Знаешь, что такое банан Сикорского, бабинга? Не знаешь? Подсказываю. Это боевой вертолет. Такая большая стрекоза, загруженная ребятами в пятнистых рубашках. За череп негра с пулевым отверстием во лбу или в затылке они дают кучу долларов. А это твердая валюта, бабинга. А твердая валюта нужна всем.
И показывал негру «вальтер»:
– Тот самый калибр, бабинга. Пуля большого калибра может раздробить череп, а «вальтер» – деликатное оружие. Получается просто дырка в черепе и мелкие трещинки вокруг, будто паутина. Очень красиво, бабинга, держать над камином череп негра с пулевым отверстием. Ты согласен?
Бабинга кивал затравленно.
– Оставь негра, – окликал я француза.
Я знал, что ему нравилось мое вмешательство.
Спрятав «вальтер», Буассар, ухмыляясь, брел к палатке. На смуглом лице рейнджера играли все его шрамы, перемешанные с ранними морщинами.
А вот голландца я не любил.
Точнее, не доверял голландцу.
Ван Деерт был слишком жаден, слишком жесток – даже для легионера. На что он способен, он доказал еще в Индокитае, а к нам его занесло объявление, однажды появившееся в «Дагенс нюхетер»: «Крепких мужчин, интересующихся сельскохозяйственными работами в Конго и владеющих всеми видами огнестрельного оружия, просят позвонить по телефону такому-то».
Ван Дееерт позвонил.
Он обожал «сельскохозяйственные работы» и владел всеми видами огнестрельного оружия. И еще – он торопился. В те дни его фотографию таскали в карманах чуть ли не все полицейские Швеции, в которой он временно пребывал. К счастью голландца, из «сельскохозяйственной» конторы его быстренько переправили прямо в Конго.
Слева от меня жевал тушенку новичок немец Шлесс.

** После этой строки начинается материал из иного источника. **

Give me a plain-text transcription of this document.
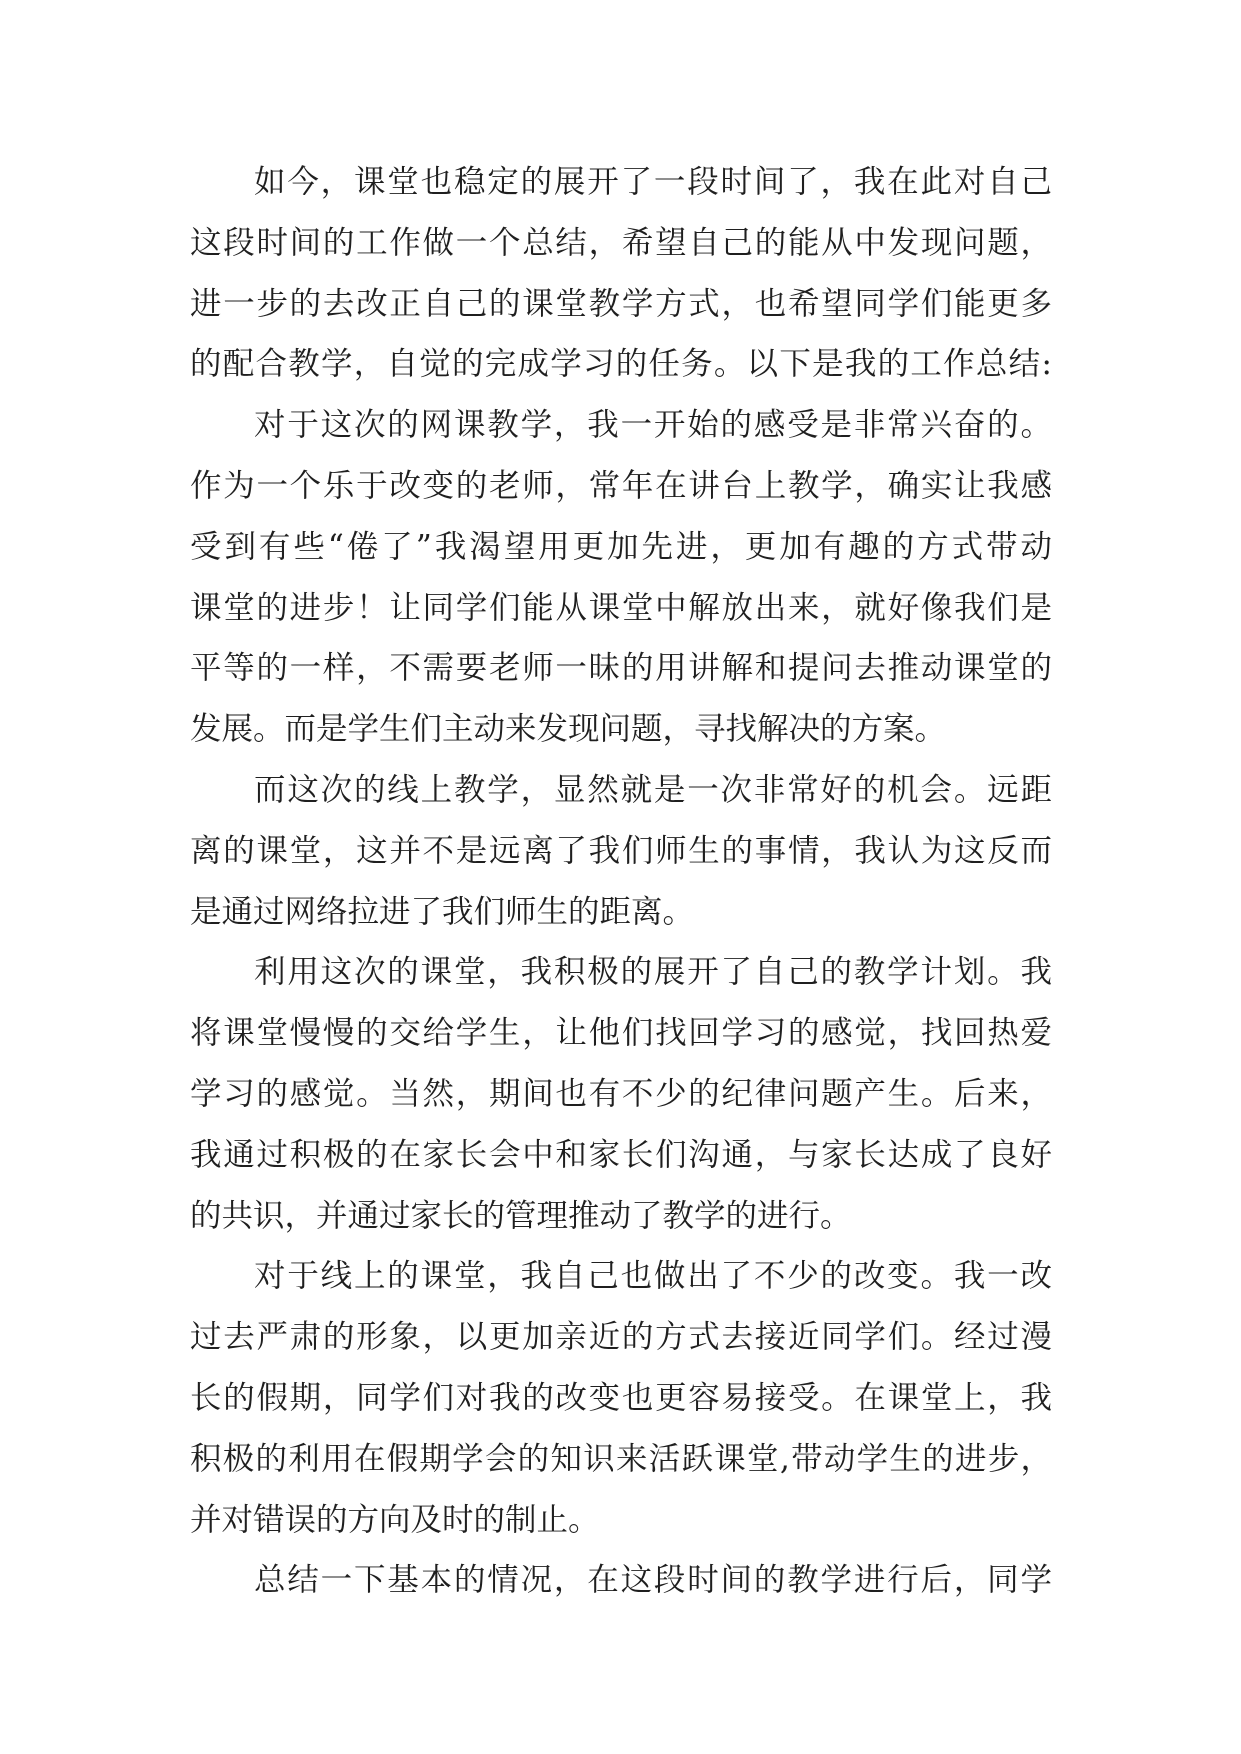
如今，课堂也稳定的展开了一段时间了，我在此对自己
这段时间的工作做一个总结，希望自己的能从中发现问题，
进一步的去改正自己的课堂教学方式，也希望同学们能更多
的配合教学，自觉的完成学习的任务。以下是我的工作总结:
对于这次的网课教学，我一开始的感受是非常兴奋的。
作为一个乐于改变的老师，常年在讲台上教学，确实让我感
受到有些“倦了”我渴望用更加先进，更加有趣的方式带动
课堂的进步！让同学们能从课堂中解放出来，就好像我们是
平等的一样，不需要老师一昧的用讲解和提问去推动课堂的
发展。而是学生们主动来发现问题，寻找解决的方案。
而这次的线上教学，显然就是一次非常好的机会。远距
离的课堂，这并不是远离了我们师生的事情，我认为这反而
是通过网络拉进了我们师生的距离。
利用这次的课堂，我积极的展开了自己的教学计划。我
将课堂慢慢的交给学生，让他们找回学习的感觉，找回热爱
学习的感觉。当然，期间也有不少的纪律问题产生。后来，
我通过积极的在家长会中和家长们沟通，与家长达成了良好
的共识，并通过家长的管理推动了教学的进行。
对于线上的课堂，我自己也做出了不少的改变。我一改
过去严肃的形象，以更加亲近的方式去接近同学们。经过漫
长的假期，同学们对我的改变也更容易接受。在课堂上，我
积极的利用在假期学会的知识来活跃课堂,带动学生的进步，
并对错误的方向及时的制止。
总结一下基本的情况，在这段时间的教学进行后，同学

Капрал сам подогнал Шлессу форму, она сидела на нем прекрасно, но это было все, что мы о нем знали. Никто из нас пока не видел новичка в деле.
А напротив сидел Ящик.
Он сидел, опустив глаза. Случалось, ложка надолго застывала у его губ, будто неожиданная мысль останавливала его. У Ящика были светлые короткие волосы. Он не любил, разговаривая, глядеть собеседнику в глаза. Мы, собственно, никогда с Ящиком не разговаривали: он объяснялся только на плохом итальянском, хотя на итальянца не походил.
И еще деталь – он боялся дождей и грома.
Нас это смешило.
Но если Ящик, так его почему-то прозвали, ложился за пулемет, можно было спокойно раскуривать сигарету прямо на бруствере. Умение Ящика владеть пулеметом пугало. Впрочем, в легионе всегда есть возможность стать в каком-то деле непревзойденным мастером. Б конце концов, тебе платят и за это. В конце концов, это позволяет тебе выжить.

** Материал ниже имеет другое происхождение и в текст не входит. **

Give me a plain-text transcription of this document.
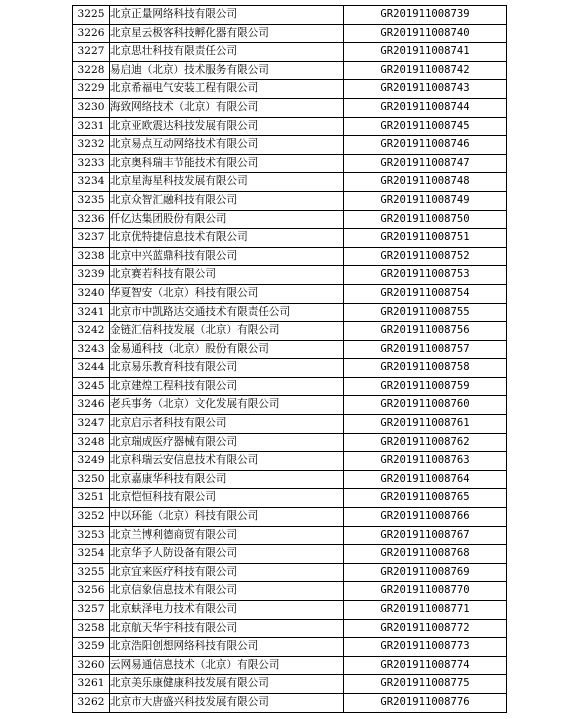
3225	北京正量网络科技有限公司	GR201911008739
3226	北京星云极客科技孵化器有限公司	GR201911008740
3227	北京思壮科技有限责任公司	GR201911008741
3228	易启迪（北京）技术服务有限公司	GR201911008742
3229	北京希福电气安装工程有限公司	GR201911008743
3230	海致网络技术（北京）有限公司	GR201911008744
3231	北京亚欧震达科技发展有限公司	GR201911008745
3232	北京易点互动网络技术有限公司	GR201911008746
3233	北京奥科瑞丰节能技术有限公司	GR201911008747
3234	北京星海星科技发展有限公司	GR201911008748
3235	北京众智汇融科技有限公司	GR201911008749
3236	仟亿达集团股份有限公司	GR201911008750
3237	北京优特捷信息技术有限公司	GR201911008751
3238	北京中兴蓝鼎科技有限公司	GR201911008752
3239	北京赛若科技有限公司	GR201911008753
3240	华夏智安（北京）科技有限公司	GR201911008754
3241	北京市中凯路达交通技术有限责任公司	GR201911008755
3242	金链汇信科技发展（北京）有限公司	GR201911008756
3243	金易通科技（北京）股份有限公司	GR201911008757
3244	北京易乐教育科技有限公司	GR201911008758
3245	北京建煌工程科技有限公司	GR201911008759
3246	老兵事务（北京）文化发展有限公司	GR201911008760
3247	北京启示者科技有限公司	GR201911008761
3248	北京瑞成医疗器械有限公司	GR201911008762
3249	北京科瑞云安信息技术有限公司	GR201911008763
3250	北京嘉康华科技有限公司	GR201911008764
3251	北京恺恒科技有限公司	GR201911008765
3252	中以环能（北京）科技有限公司	GR201911008766
3253	北京兰博利德商贸有限公司	GR201911008767
3254	北京华予人防设备有限公司	GR201911008768
3255	北京宜来医疗科技有限公司	GR201911008769
3256	北京信象信息技术有限公司	GR201911008770
3257	北京蚨泽电力技术有限公司	GR201911008771
3258	北京航天华宇科技有限公司	GR201911008772
3259	北京浩阳创想网络科技有限公司	GR201911008773
3260	云网易通信息技术（北京）有限公司	GR201911008774
3261	北京美乐康健康科技发展有限公司	GR201911008775
3262	北京市大唐盛兴科技发展有限公司	GR201911008776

Из нагрудного кармана капрала торчал обрывок газеты, давно затертый на сгибах. Он подобрал обрывок газеты в каком-то браззавильском баре и постоянно таскал обрывок в кармане. Может, там было что-то такое, о чем не прочтешь ни в какой другой газете, не знаю, но, капрал давно заработал право на причуды. Он относился к настоящим легионерам, к легионерам до смертного часа. Там, где он проходил, сгорала и уже не росла трава, как, впрочем, и под ногами голландца.
А это кое-что значит.
Прихватив пару жестянок, я вернулся на брошенный возле палаток брезент.

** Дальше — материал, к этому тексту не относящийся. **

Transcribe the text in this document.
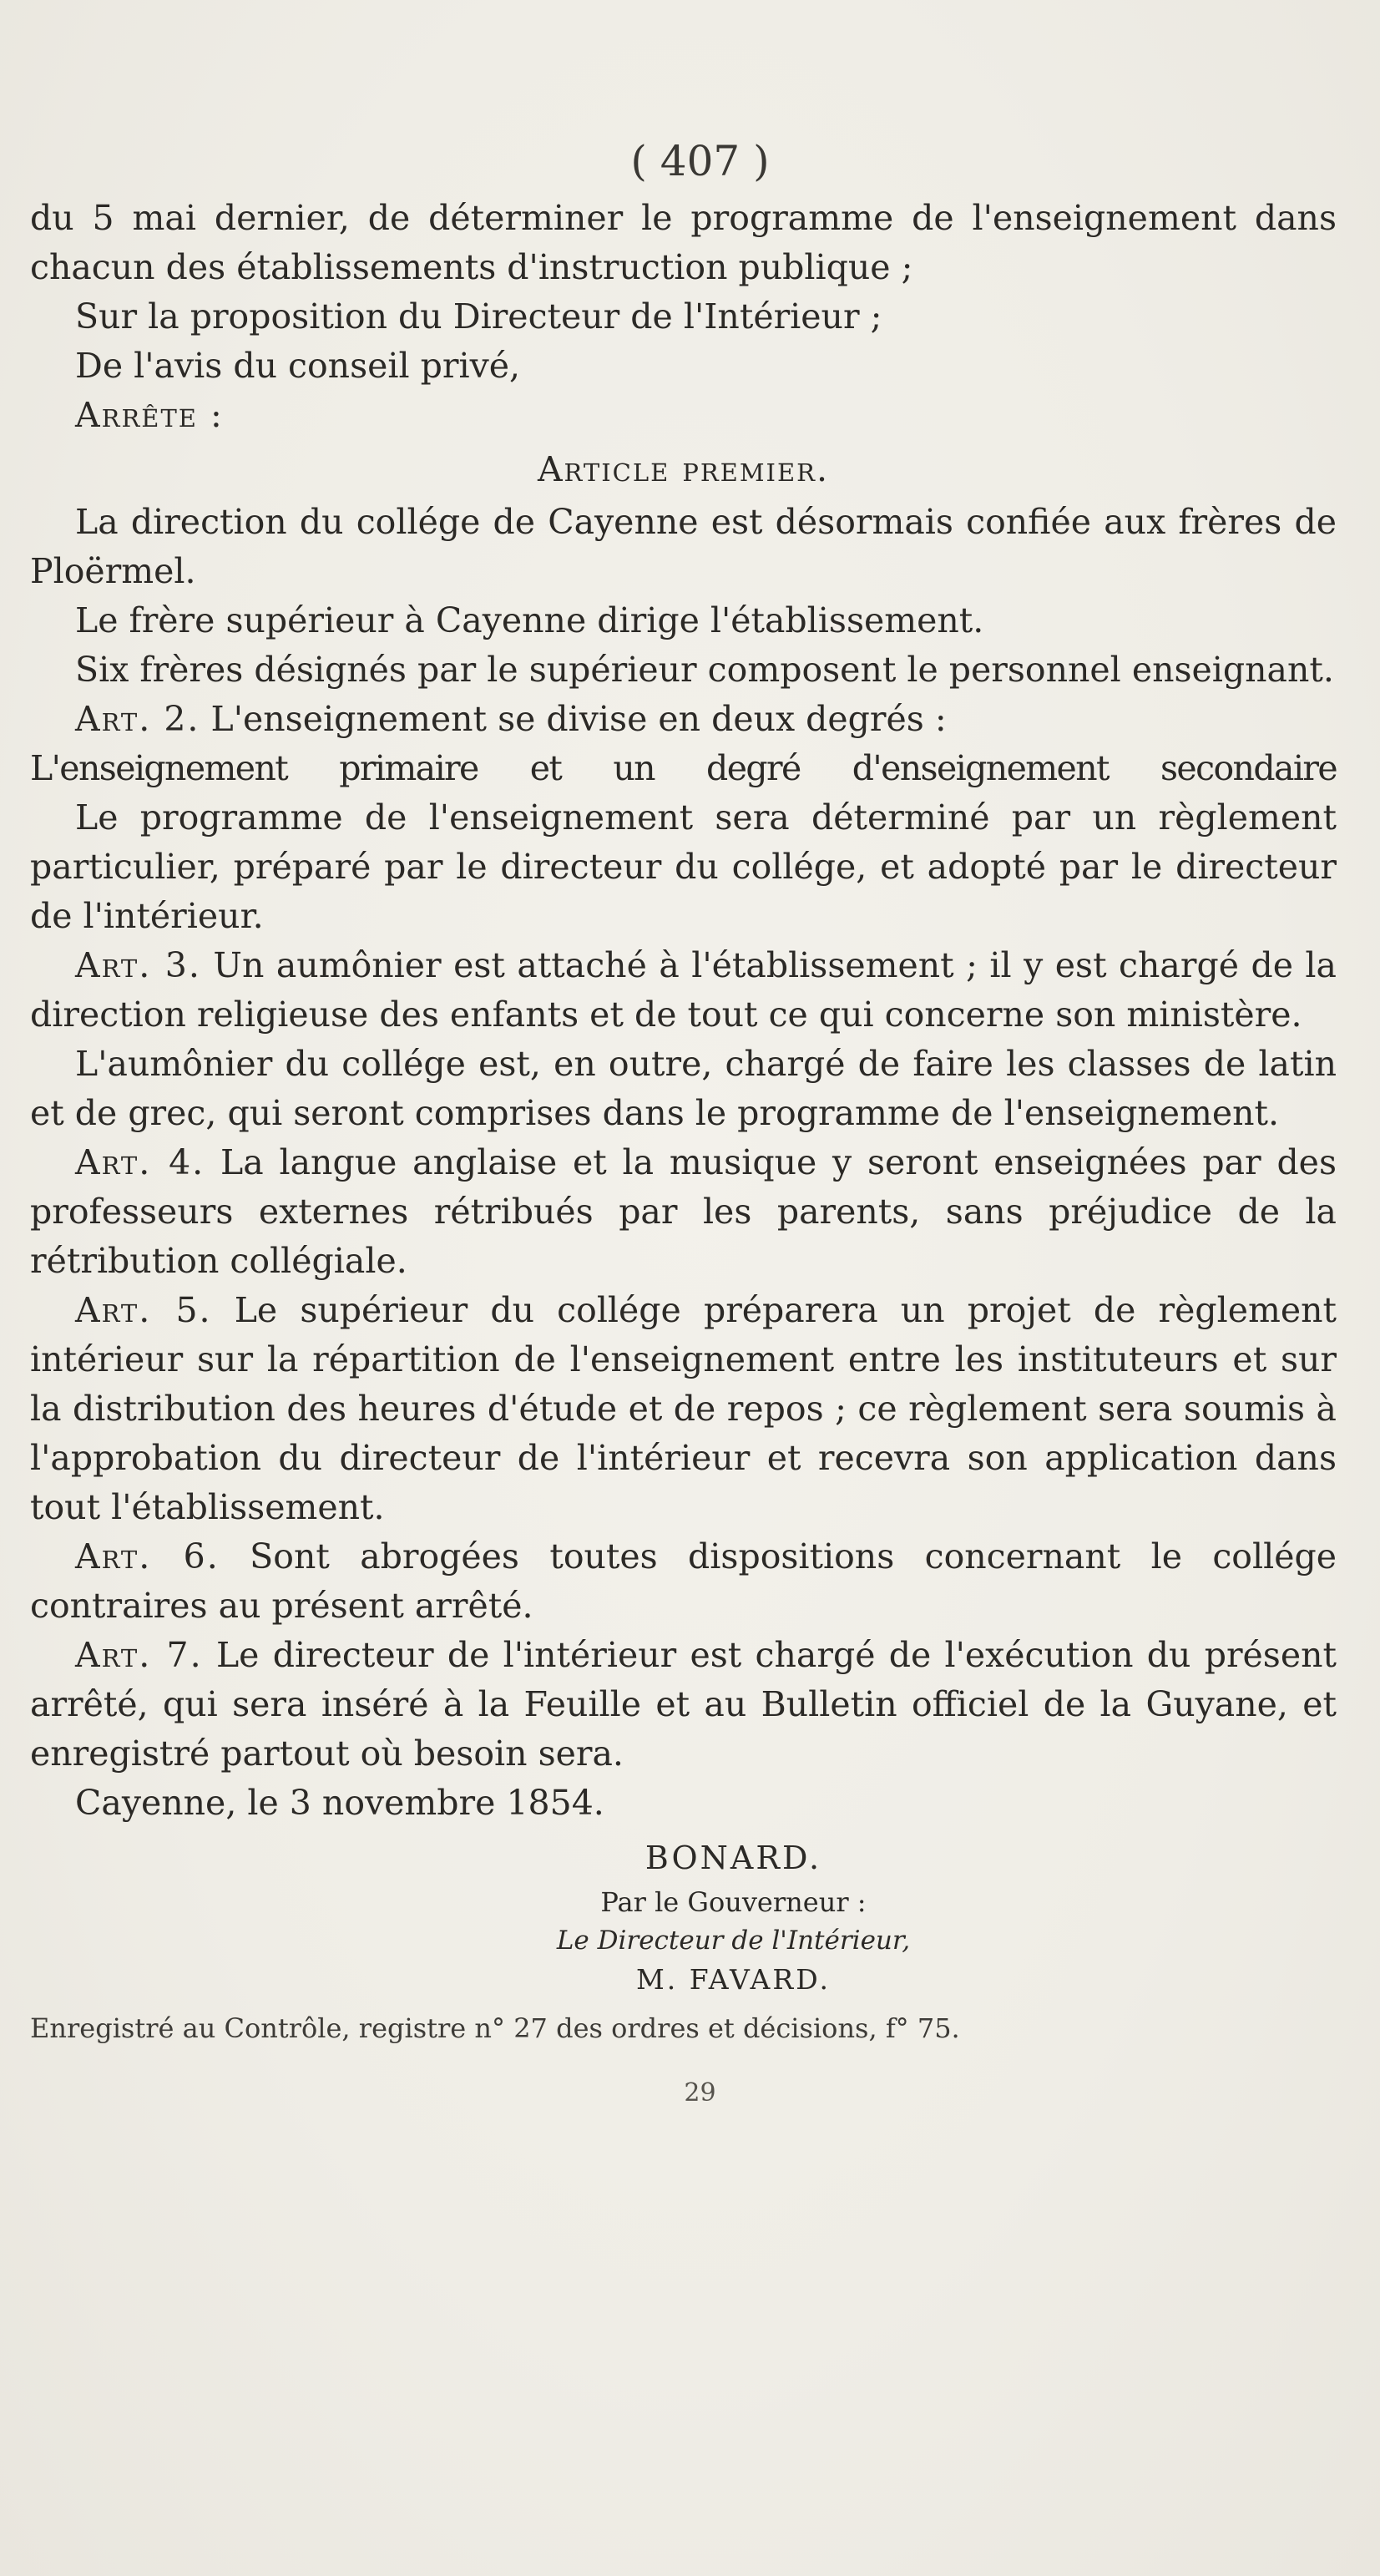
( 407 )

du 5 mai dernier, de déterminer le programme de l'enseignement dans chacun des établissements d'instruction publique ;

Sur la proposition du Directeur de l'Intérieur ;

De l'avis du conseil privé,

Arrête :

Article premier.

La direction du collége de Cayenne est désormais confiée aux frères de Ploërmel.

Le frère supérieur à Cayenne dirige l'établissement.

Six frères désignés par le supérieur composent le personnel enseignant.

Art. 2. L'enseignement se divise en deux degrés :

L'enseignement primaire et un degré d'enseignement secondaire

Le programme de l'enseignement sera déterminé par un règlement particulier, préparé par le directeur du collége, et adopté par le directeur de l'intérieur.

Art. 3. Un aumônier est attaché à l'établissement ; il y est chargé de la direction religieuse des enfants et de tout ce qui concerne son ministère.

L'aumônier du collége est, en outre, chargé de faire les classes de latin et de grec, qui seront comprises dans le programme de l'enseignement.

Art. 4. La langue anglaise et la musique y seront enseignées par des professeurs externes rétribués par les parents, sans préjudice de la rétribution collégiale.

Art. 5. Le supérieur du collége préparera un projet de règlement intérieur sur la répartition de l'enseignement entre les instituteurs et sur la distribution des heures d'étude et de repos ; ce règlement sera soumis à l'approbation du directeur de l'intérieur et recevra son application dans tout l'établissement.

Art. 6. Sont abrogées toutes dispositions concernant le collége contraires au présent arrêté.

Art. 7. Le directeur de l'intérieur est chargé de l'exécution du présent arrêté, qui sera inséré à la Feuille et au Bulletin officiel de la Guyane, et enregistré partout où besoin sera.

Cayenne, le 3 novembre 1854.

BONARD.
Par le Gouverneur :
Le Directeur de l'Intérieur,
M. FAVARD.
Enregistré au Contrôle, registre n° 27 des ordres et décisions, f° 75.
29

Из-за примятой травы глянула на меня тупыми глазами желто-зеленая древесная лягушка. Наверное, она свалилась с ветки. Ни с того, ни с сего я вспомнил слова одного чудака о том, будто в спокойном состоянии такие вот лягушки вообще ничего не видят. Так у них устроено зрение. Мир для них – просто сплошной голубой фон без каких-то там деталей или просветов. Но, как объяснил мне тот же чудак, лягушки ничуть не чувствуют себя обездоленными существами. Достаточно чему-то перед ними шевельнуться, дрогнуть, мелькнуть, как лягушки будто просыпаются и без всяких раздумий прыгают на внезапно высветившуюся добычу. Понятно, что при таком раскладе вполне можно помереть с голоду, находясь в окружении десятка насекомых, вкусных, но не проявляющих никаких признаков жизни, но так устроена жизнь: хочешь доказать, что ты живой, – дергайся.